Today’s recipe is a delicious and easy recipe for spicy stuffed steamed eggplant (Gochujang gaji-jjim: 고추장가지찜). It has a deep, savory, spicy flavor and is a great side dish for rice. The eggplant is soft and a little sweet, and if you like spicy food I guarantee you’ll be eating the sauce right out of the bottom of the pan after the eggplant is done! : )
I was inspired to develop this recipe by watching a Korean TV show about a family who escaped from North Korea about 12 years ago. To defect to South Korea, they first had to cross the border to China, and during the crossing they got caught by the Chinese police. The Chinese police gave them a choice: either the whole family goes back to North Korea, or the daughter can go back by herself and the rest of the family can continue to China.
Either option was terrible, but they decided that the daughter would go back to North Korea and the rest of family would go to South Korea via China. Probably the mother told her daughter she would bring her as soon as they settled down in South Korea.
But it could never happened. They came to South Korea and tried hard to find their daughter but they couldn’t get any information at all. She and her husband are currently living near the North Korean border, missing their daughter everyday.
The mother said: “My daughter loves spicy food. Whenever I made this spicy steamed eggplant and steamed green chili peppers, she really enjoyed it! She mixed her rice with cold water and ate it with these side dishes!”
She said: “My heart is really broken whenever I think about her eating this dish so deliciously.”
I may post the other dish steamed stuffed peppers someday too.
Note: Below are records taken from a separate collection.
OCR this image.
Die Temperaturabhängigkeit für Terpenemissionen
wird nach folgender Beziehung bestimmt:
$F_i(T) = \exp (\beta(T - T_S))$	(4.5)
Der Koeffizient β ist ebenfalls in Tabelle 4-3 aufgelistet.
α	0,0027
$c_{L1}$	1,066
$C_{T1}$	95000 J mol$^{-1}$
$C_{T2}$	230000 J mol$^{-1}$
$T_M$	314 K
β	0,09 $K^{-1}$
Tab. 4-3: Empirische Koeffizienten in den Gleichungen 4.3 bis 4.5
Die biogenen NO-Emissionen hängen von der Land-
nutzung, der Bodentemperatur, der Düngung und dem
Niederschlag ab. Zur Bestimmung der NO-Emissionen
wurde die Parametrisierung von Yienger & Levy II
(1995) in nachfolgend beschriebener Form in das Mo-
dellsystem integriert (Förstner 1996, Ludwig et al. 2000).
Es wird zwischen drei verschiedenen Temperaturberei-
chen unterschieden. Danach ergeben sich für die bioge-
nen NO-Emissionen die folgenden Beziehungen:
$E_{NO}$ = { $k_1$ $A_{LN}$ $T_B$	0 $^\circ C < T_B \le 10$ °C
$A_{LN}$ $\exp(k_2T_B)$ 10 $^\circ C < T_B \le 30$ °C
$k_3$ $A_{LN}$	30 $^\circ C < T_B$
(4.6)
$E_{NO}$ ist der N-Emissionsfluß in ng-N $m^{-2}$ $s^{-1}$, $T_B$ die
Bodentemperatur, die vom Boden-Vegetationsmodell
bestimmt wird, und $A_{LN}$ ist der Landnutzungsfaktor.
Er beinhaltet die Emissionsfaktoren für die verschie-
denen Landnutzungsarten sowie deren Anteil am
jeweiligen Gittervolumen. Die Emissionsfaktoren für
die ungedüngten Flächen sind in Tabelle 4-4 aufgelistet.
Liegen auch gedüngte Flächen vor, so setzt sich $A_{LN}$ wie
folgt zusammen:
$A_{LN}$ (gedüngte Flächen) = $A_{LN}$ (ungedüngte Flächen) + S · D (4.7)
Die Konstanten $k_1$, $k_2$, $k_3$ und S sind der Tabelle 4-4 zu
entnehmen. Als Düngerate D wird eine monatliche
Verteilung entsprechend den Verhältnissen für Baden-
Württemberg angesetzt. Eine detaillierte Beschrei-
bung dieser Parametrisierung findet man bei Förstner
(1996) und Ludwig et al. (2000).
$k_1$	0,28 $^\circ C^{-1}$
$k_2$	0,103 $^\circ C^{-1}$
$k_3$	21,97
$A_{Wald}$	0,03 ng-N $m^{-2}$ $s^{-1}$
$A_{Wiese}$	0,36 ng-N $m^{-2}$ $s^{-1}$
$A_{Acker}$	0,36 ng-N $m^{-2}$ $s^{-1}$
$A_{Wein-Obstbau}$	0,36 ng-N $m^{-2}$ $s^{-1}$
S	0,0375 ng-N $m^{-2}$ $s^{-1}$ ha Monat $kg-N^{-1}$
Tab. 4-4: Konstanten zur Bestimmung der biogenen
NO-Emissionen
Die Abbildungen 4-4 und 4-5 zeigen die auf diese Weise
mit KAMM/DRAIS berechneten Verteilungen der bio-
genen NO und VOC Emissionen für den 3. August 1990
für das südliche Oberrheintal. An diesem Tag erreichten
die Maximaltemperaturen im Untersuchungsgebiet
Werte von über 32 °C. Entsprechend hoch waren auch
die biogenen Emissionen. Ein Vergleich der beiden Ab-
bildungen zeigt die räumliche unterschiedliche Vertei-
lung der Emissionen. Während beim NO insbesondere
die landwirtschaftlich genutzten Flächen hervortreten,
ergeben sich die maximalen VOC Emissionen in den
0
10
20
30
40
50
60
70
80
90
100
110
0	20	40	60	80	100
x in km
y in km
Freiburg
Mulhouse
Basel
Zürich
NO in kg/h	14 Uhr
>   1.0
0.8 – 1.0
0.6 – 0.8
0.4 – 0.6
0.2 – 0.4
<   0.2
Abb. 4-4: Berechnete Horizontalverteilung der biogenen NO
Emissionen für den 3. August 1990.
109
The TV show was very touching and sad, and I couldn’t help crying, but I was also so curious about the dishes. I really wanted to taste her spicy stuffed eggplant! I could see her making it, but there was no recipe given, so I tried recreating it. In my first experiments I added some meat or seafood to make it more tasty, but eventually I went back to the meat-free version like the mother on the TV show. She didn’t explain how to make her red seasoning paste, so I had to do some experiments and come up with my own.
So my recipe may taste a little different from her original recipe, but I can say that it’s delicious enough to share with my readers. I hope her family reunites someday. As a mother myself, I can’t imagine how tortured she must be.
Enjoy this recipe, and be thankful of the people you have around you who love you. We need to cherish them everyday.
1 pound Asian eggplant (about 3 long and thin eggplants), washed.
They should be small enough to fit into the bowl you are steaming in. If not, cut them into smaller pieces.
Asian eggplant works best for this because they are thinner and smaller than the eggplants I find in the USA and Canada, and they have a thinner skin, too. But you can use those bigger eggplants. Just cut them into smaller, thinner pieces. You may need to steam them longer, just keep checking as you steam.
Gochujang gaji-jjim made with American Eggplant
For seasoning paste:
- 2 tablespoons vegetable oil
- 5 garlic cloves, minced
- ¼ cup chopped onion
- 2 green onions, chopped
- 2 tablespoon soy sauce
- 2 tablespoons Korean hot pepper flakes
- ¼ cup Korean hot pepper paste
- 1 teaspoon sugar
- ¼ teaspoon ground black pepper
- 2 teaspoons toasted sesame oil
- 1 teaspoon toasted sesame seeds
Make seasonings & prepare steamer:
- Heat a pan over medium high heat. Add vegetable oil, garlic, onion, and stir fry for 1 minute.
- Add green onion and stir fry for 4 to 5 more minutes, until the garlic turns light brown and fragrant.
- Remove from the heat and cool for a few minutes. Add hot pepper flakes, soy sauce, hot pepper paste, sugar, ground black pepper, toasted sesame oil, and salt. Mix it well with a spoon.
- Fill your steamer pot with about 1 inch of water and insert the steaming basket. Cover and bring to a boil.
Meanwhile, prepare eggplants:
- Cut off the stems of the eggplants and discard.
- Slit the eggplants a few times lengthwise, starting about 1 inch from the stem end and keeping the ends intact so the slit pieces are still joined together. The slits should be ½ inch apart.
- Stuff the eggplants with the seasoning paste by hand (or a spoon) evenly. Use all the seasoning paste and put them into a heat proof bowl.
- When the water in the steamer is boiling, your steamer is ready. Put the eggplant bowl into the steaming basket.
- Cover and steam for 12 to 15 minutes over medium high heat until the eggplant is nicely cooked, but not mushy. You can check by poking with a wooden skewer or a chopstick: it should go through with some firmness. If it can’t go through easily, you need to steam it longer. If it goes through like butter, you steamed too long.
- Remove the steamer from the heat and take out the bowl of eggplant. Serve right away with rice and other side dishes.
- The North Korean way of eating it is to take a bite of rice, then tear off a strip of eggplant with your fingers. Put your head back and drop the strip in your mouth!